Hi all,
I’m excited to announce a new release of DataFramesMeta.jl.
This feature adds one major new feature, which is the ability to use AsTable
on the right-hand-side of transformations. This makes it easy to work with many columns at once programatically. In particular, it allows one to emulate Stata’s rowmean
function.
julia> using DataFramesMeta, Statistics;
julia> df = DataFrame(rand(10, 100), :auto); # A wide data frame
julia> @rselect df :row_mean = mean(AsTable(:))
10×1 DataFrame
Row │ row_mean
│ Float64
─────┼──────────
1 │ 0.495727
2 │ 0.478012
3 │ 0.449286
4 │ 0.457304
5 │ 0.508363
6 │ 0.470989
7 │ 0.49183
8 │ 0.450141
9 │ 0.489021
10 │ 0.484617
Here AsTable
works just the same as AsTable
in DataFrames.jl. Behind the scenes in a transform
call, we pass a NamedTuple
of vectors (or in the row-wise case, a plain old NamedTuple
) to the underlying function.
In the above example, it would appear I the mean of a 100
-element NamedTuple
, which normally carries with it large compilation costs. But thanks to great work by @bkamins and @nalimilan, DataFrames.jl uses a faster path which never materializes the named tuples, see #2869 for more details. Thanks to Julia’s modularity, DataFramesMeta.jl benefits from this excellent work.
In the future, I plan to add a @collect
macro-flag (similar to @passmissing
and @byrow
) to let end-users take advantage of this fast path themselves.
There are additional compilation improvements in this release. For example, :y = f(g(:x))
used to expand to an anonymous function, meaning the same transformation twice in separate places would incur a compilation cost each time. Now, howver, :y = f(g(:x))
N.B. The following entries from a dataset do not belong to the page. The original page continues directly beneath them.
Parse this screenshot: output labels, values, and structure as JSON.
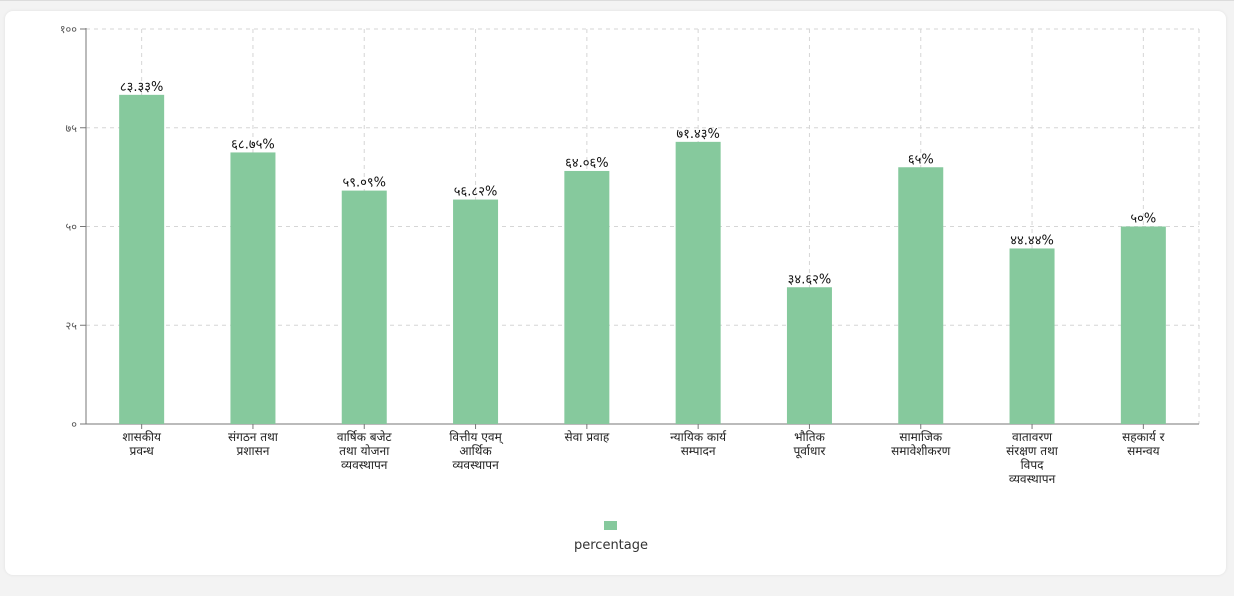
{
  "chart_data": {
    "type": "bar",
    "categories": [
      [
        "शासकीय",
        "प्रवन्ध"
      ],
      [
        "संगठन तथा",
        "प्रशासन"
      ],
      [
        "वार्षिक बजेट",
        "तथा योजना",
        "व्यवस्थापन"
      ],
      [
        "वित्तीय एवम्",
        "आर्थिक",
        "व्यवस्थापन"
      ],
      [
        "सेवा प्रवाह"
      ],
      [
        "न्यायिक कार्य",
        "सम्पादन"
      ],
      [
        "भौतिक",
        "पूर्वाधार"
      ],
      [
        "सामाजिक",
        "समावेशीकरण"
      ],
      [
        "वातावरण",
        "संरक्षण तथा",
        "विपद",
        "व्यवस्थापन"
      ],
      [
        "सहकार्य र",
        "समन्वय"
      ]
    ],
    "values": [
      83.33,
      68.75,
      59.09,
      56.82,
      64.06,
      71.43,
      34.62,
      65,
      44.44,
      50
    ],
    "value_labels": [
      "८३.३३%",
      "६८.७५%",
      "५९.०९%",
      "५६.८२%",
      "६४.०६%",
      "७१.४३%",
      "३४.६२%",
      "६५%",
      "४४.४४%",
      "५०%"
    ],
    "y_ticks": [
      0,
      25,
      50,
      75,
      100
    ],
    "y_tick_labels": [
      "०",
      "२५",
      "५०",
      "७५",
      "१००"
    ],
    "ylim": [
      0,
      100
    ],
    "series": [
      {
        "name": "percentage"
      }
    ],
    "legend_position": "bottom-center",
    "grid": true,
    "bar_color": "#86c99d"
  }
}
get’s expanded to :y = (f ∘ g)(:x)
, whose compilation is re-used.
This will make DataFramesMeta.jl feel more snappy with long @chain
s of operations.
Setup:
julia> using DataFrames, DataFramesMeta
julia> df = DataFrame(x = [1, 2]);
julia> function inner(x)
t = (x .- mean(x) .+ std(x)) .^2
t ./ t[1]
end;
julia> function outer(x)
@. (x + 1) * 100 + 60
end;
julia> @select df :y = outer(inner(:x)); # TTFP compilation
Before:
julia> @time @select df :y = outer(inner(:x)); # First try
0.024464 seconds (17.83 k allocations: 1.045 MiB, 97.90% compilation time)
julia> @time @select df :y = outer(inner(:x)); # Second try
0.025492 seconds (17.82 k allocations: 1.041 MiB, 97.88% compilation time)
After:
julia> @select df :y = outer(inner(:x)); # TTFP compilation
julia> @time @select df :y = outer(inner(:x)); # First try
0.000110 seconds (121 allocations: 6.531 KiB)
julia> @time @select df :y = outer(inner(:x)); # Second try
0.000107 seconds (121 allocations: 6.531 KiB)
And of course plenty of docs fixes. Thank you to everyone who helped out!
See the News.md here.
In the next release we will add:
- A
@collect
macro-flag for even faster row-wise operations - Keyword arguments. I’ve been procrastinating finishing up the PR for it. If you want to help, the PR is here. Please let me know if you would like to assist!
I think we are getting closer to a 1.0 release.